As authorities across the globe asked or mandated people to stay home to slow the spread of the novel coronavirus, they may have also triggered a plunge in global trade that hasn't been seen since the Great Depression, according to the World Trade Organization.

The result will be "painful consequences" for households and businesses across the globe, WTO Director-General Roberto Azevêdo said in a statement Wednesday. Even the WTO's most optimistic forecast for global trade amid the pandemic, a 13% reduction, is worse than what happened during that Great Recession. A plunge the size of the Geneva-based organization's most pessimistic prediction, 32%, hasn't been seen since the Great Depression in the 1930s.

"These numbers are ugly - there is no getting around that," Azevêdo said in a statement. "But a rapid, vigorous rebound is possible ... Keeping markets open and predictable, as well as fostering a more generally favorable business environment, will be critical to spur the renewed investment we will need."


wto coronavirus trade

WTO Secretariat

The WTO's projections of global trade best- and worst-case scenarios.

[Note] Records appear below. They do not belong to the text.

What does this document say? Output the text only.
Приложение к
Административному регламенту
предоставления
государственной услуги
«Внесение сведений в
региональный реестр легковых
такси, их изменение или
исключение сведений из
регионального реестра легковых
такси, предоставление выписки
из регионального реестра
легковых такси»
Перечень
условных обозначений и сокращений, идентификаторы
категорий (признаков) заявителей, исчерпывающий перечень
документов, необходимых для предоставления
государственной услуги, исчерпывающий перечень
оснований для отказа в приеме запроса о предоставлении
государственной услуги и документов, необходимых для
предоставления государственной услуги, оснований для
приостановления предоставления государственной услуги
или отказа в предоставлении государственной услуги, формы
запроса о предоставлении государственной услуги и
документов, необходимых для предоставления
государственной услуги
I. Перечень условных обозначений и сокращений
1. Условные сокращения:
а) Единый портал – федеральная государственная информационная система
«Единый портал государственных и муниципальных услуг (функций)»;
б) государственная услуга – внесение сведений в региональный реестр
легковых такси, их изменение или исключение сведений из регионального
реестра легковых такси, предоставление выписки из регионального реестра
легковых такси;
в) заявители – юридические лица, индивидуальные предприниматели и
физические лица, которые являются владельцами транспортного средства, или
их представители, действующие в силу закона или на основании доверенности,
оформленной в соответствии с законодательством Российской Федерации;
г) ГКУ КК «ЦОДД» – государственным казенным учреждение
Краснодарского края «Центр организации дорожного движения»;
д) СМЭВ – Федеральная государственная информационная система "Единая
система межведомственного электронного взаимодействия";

The WTO also said that it expects trade to recover in the next year, but only if current social distancing policies succeed in slowing the virus' spread. Slowing economic growth and heightening tensions between the U.S. and China were already hampering global trade before the outbreak began, according to the WTO, making the pandemic's effects that much more severe.


The outbreak has already dealt a substantial blow to the US economy. More than 16.8 million Americans have filed for unemployment benefits in the past three weeks alone, and fear of the outbreak erased nearly four years of gains from the stock market.

The US has reported more cases of the novel coronavirus than any other country - 428,900 at the time of publication - including 14,692 deaths. The outbreak of the virus and the debilitating respiratory illness it causes were first identified in Wuhan, China, in December, and has since been declared a pandemic by the WHO.